Recent first-attempt pass rates for US cardiovascular disease fellowship graduates have ranged approximately 88-92% in recent years, per ABIM's published statistics. Rates vary year to year and are lower for retakers and international/repeat candidates. Completing a structured review course and a large question bank correlates with higher success.
Is the traditional 10-year exam still required, or can I use the LKA?
ABIM now offers two pathways for continuous certification in Cardiovascular Disease: the traditional 10-year recertification exam, or the Longitudinal Knowledge Assessment (LKA) — quarterly untimed question sets streamed over 5-year cycles. Most diplomates starting in 2026 choose the LKA for flexibility. Initial certification still uses the traditional 1.5-day exam.
Does the ABIM CV exam include ECG and imaging interpretation?

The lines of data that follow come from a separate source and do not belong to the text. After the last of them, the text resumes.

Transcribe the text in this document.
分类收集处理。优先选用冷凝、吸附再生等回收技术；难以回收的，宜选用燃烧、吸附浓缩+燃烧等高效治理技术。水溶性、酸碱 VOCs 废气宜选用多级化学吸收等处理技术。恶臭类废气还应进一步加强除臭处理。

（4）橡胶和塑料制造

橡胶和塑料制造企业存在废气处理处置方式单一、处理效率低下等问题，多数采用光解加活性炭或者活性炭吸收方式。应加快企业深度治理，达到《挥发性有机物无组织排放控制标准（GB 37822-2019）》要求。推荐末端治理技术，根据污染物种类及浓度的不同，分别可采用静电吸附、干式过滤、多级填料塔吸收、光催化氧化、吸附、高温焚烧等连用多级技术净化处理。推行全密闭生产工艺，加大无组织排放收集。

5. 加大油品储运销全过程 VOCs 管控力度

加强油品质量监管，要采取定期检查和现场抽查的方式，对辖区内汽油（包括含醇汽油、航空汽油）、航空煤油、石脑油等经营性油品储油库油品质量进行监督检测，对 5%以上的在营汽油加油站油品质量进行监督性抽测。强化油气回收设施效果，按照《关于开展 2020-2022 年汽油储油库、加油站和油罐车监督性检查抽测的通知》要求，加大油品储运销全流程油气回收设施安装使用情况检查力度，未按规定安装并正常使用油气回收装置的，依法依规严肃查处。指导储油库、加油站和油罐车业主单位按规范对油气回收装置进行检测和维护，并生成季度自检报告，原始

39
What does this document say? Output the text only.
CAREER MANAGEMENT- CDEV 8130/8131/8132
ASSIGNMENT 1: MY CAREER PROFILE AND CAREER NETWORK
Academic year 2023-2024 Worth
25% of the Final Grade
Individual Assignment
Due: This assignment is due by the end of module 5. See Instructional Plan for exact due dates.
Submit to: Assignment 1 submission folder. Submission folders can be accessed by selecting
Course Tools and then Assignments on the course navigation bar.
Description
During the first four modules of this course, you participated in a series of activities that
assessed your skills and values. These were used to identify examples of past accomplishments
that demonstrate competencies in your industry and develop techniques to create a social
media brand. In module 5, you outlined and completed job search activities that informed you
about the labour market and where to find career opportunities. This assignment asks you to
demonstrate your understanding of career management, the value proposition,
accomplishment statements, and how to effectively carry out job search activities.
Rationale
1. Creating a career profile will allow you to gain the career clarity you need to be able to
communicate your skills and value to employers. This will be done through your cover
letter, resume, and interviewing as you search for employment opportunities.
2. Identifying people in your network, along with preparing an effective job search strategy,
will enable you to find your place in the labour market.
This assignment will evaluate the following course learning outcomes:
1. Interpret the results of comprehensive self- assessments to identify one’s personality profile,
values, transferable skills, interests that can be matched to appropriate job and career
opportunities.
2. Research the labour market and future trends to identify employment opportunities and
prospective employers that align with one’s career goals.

Yes — many questions incorporate ECGs, cardiac imaging (echo, CMR, CCTA, coronary angiograms), hemodynamic tracings, and occasional heart sounds. Mastering ECG patterns (STEMI equivalents, Sgarbossa, Wellens, Brugada, WPW, LQTS), core echo measurements (AS severity, EROA, PHT, LV function), and CMR patterns (LGE in sarcoidosis, amyloidosis, HCM) is high-yield.